Activists contend that they aren’t breaking the rules by proposing such a democratic approach. They point to Canon Law 212, which states: "Christ’s faithful are at liberty to make known their needs, especially their spiritual needs, and their wishes to the pastors of the Church."
The canon adds: “They have the right, indeed at times the duty, in keeping with their knowledge, competence and position, to manifest to the sacred pastors their views on matters which concern the good of the Church. They have the right also to make their views known to others of Christ’s faithful.”
Activists cite church historians who wrote about bishop elections in the first millennium and the church’s creation of a more centralized internal process to keep emperors and other elites from hijacking the process for political gain.
“There’s been even more centralization by Rome over this process over the century,” said Paul Culhane, a retired political science professor at Northern Illinois University also leading the effort. “We want to inch it out just a little bit.”
Normally, prior to a bishop’s retirement, the apostolic nuncio, or U.S. papal ambassador in Washington, solicits suggestions from select parishioners. At a meeting with George in January, Cardwell, Culhane and another parishioner proposed casting a wider net with listening sessions, much like the system for assigning new parish pastors. They also proposed surveys of parishioners’ opinions.

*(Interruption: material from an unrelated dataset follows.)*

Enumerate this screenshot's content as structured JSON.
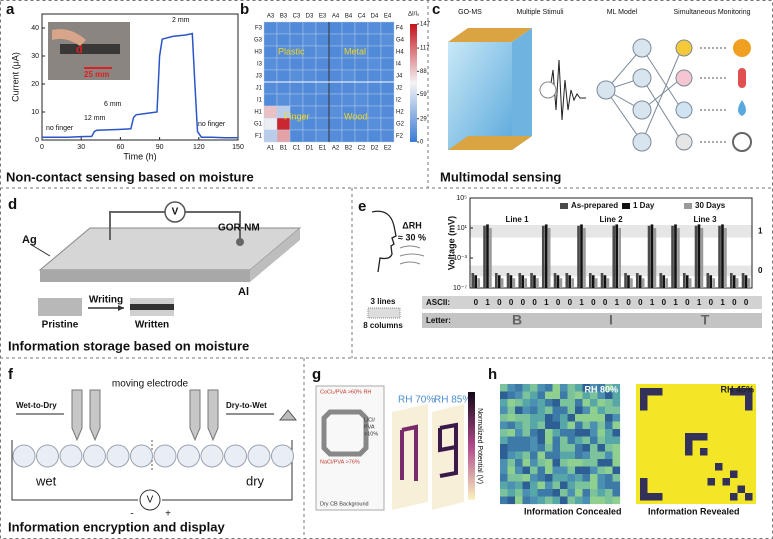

George suggested they seek approval from the apostolic nuncio. They did. In a letter to Cardwell, the papal ambassador, Archbishop Carlo Maria Vigano, vetoed the particulars of the proposal but affirmed the group’s intentions.
“The apostolic nuncio would willingly receive any expression of a lay Catholic in regard to his or her own concerns in regard to a new bishop or recommendations that he or she might propose,” Vigano wrote. “Members of the Voice of the Faithful are, therefore, free to encourage such communication to be addressed to the apostolic nuncio as a part of this process.”
Culhane, a member of St. James Parish in Arlington Heights, said he thinks those words gave the group the green light to proceed with at least part of its plan.
But when the group tried to get the word out in parish bulletins in June, the archdiocese stopped the presses.
“Canon law says the lay faithful are encouraged to provide their input,” the cardinal’s spokeswoman said. “But it does not say any organizations are asked to or approved to act as a conduit.”
This brings up several questions:
Are the references to canon law indeed a true interpretation?
Does the laity have a right (or a duty) to make their voices heard on the selection of a new bishop, or are the people in question trying to apply democracy to a process where it doesn’t belong?
In any democratic process, there are winners and losers. By going down the path described in the article, is the laity unintentionally planting the seeds of dissent when (ultimately) one or more groups don’t get “their” bishop?